Peruvian gastronomy fest exceeds expectations in Morocco

gastronomia marruecos

gastronomia marruecos

16:10 | Rabatt (Morocco), Dec. 08.

The Peruvian Embassy to the Kingdom of Morocco, in collaboration with La Cuchara restaurant —one of the most popular in the Moroccan capital Rabat— have organized the Peruvian Gastronomy Festival, an event displaying Peru’s representative dishes to Moroccan special guests and foodies.

Some of the most notable dishes include ceviche, causa limeña, pulpo con aji panca, jalea, sudado de pescado, among other specialties of the Peruvian cuisine; all of them were accompanied by the flagship cocktail, pisco sour.  

The festival kicked off on 7 December in the presence of 80 special guests including authorities, representatives from culture and restoration circles, Rabat’s principal chefs, gastronomic businessmen, culinary opinion leaders, food importers and diplomatic corps.

The event has exceeded expectations, as the restaurant is completely booked for every single day.

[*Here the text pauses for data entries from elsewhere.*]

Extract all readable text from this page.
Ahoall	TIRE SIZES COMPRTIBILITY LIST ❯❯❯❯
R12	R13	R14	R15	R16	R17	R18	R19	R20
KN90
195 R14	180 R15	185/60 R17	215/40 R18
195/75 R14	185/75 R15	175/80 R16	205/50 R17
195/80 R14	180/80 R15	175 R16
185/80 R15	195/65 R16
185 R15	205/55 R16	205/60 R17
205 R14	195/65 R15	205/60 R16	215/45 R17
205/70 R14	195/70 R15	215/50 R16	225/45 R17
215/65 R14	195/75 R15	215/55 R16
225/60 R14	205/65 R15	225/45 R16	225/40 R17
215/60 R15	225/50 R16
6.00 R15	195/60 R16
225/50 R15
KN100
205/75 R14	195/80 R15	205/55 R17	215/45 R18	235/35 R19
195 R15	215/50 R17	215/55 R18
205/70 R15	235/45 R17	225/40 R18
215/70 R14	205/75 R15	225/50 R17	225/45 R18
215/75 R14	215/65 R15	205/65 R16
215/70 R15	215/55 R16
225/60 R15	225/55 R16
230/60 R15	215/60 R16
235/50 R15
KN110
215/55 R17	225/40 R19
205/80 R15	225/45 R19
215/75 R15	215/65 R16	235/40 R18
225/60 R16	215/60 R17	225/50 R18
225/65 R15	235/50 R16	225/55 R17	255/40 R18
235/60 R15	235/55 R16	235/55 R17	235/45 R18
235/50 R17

The festival was organized by Chef Jhosef Arias, owner of Piscomar and Callao 24 restaurants in Madrid and an important figure among the most important Peruvian restaurateurs in Spain.

Along with Amin Azmani, Executive Chef at La Cuchara restaurant, Arias shared his most sophisticated culinary knowledge about typical Peruvian products, such as fish, shellfish, aji amarillo (yellow chili pepper), purple Andean potato, and aji panca (panca chili pepper).

Peruvian Ambassador Carlos Velasco emphasized that the Peruvian cuisine week is part of the Foreign Affairs Ministry efforts to disseminate gastronomy as its country brand's best quality and, in the case of Morocco, to facilitate cultural ties between the two once-distant countries.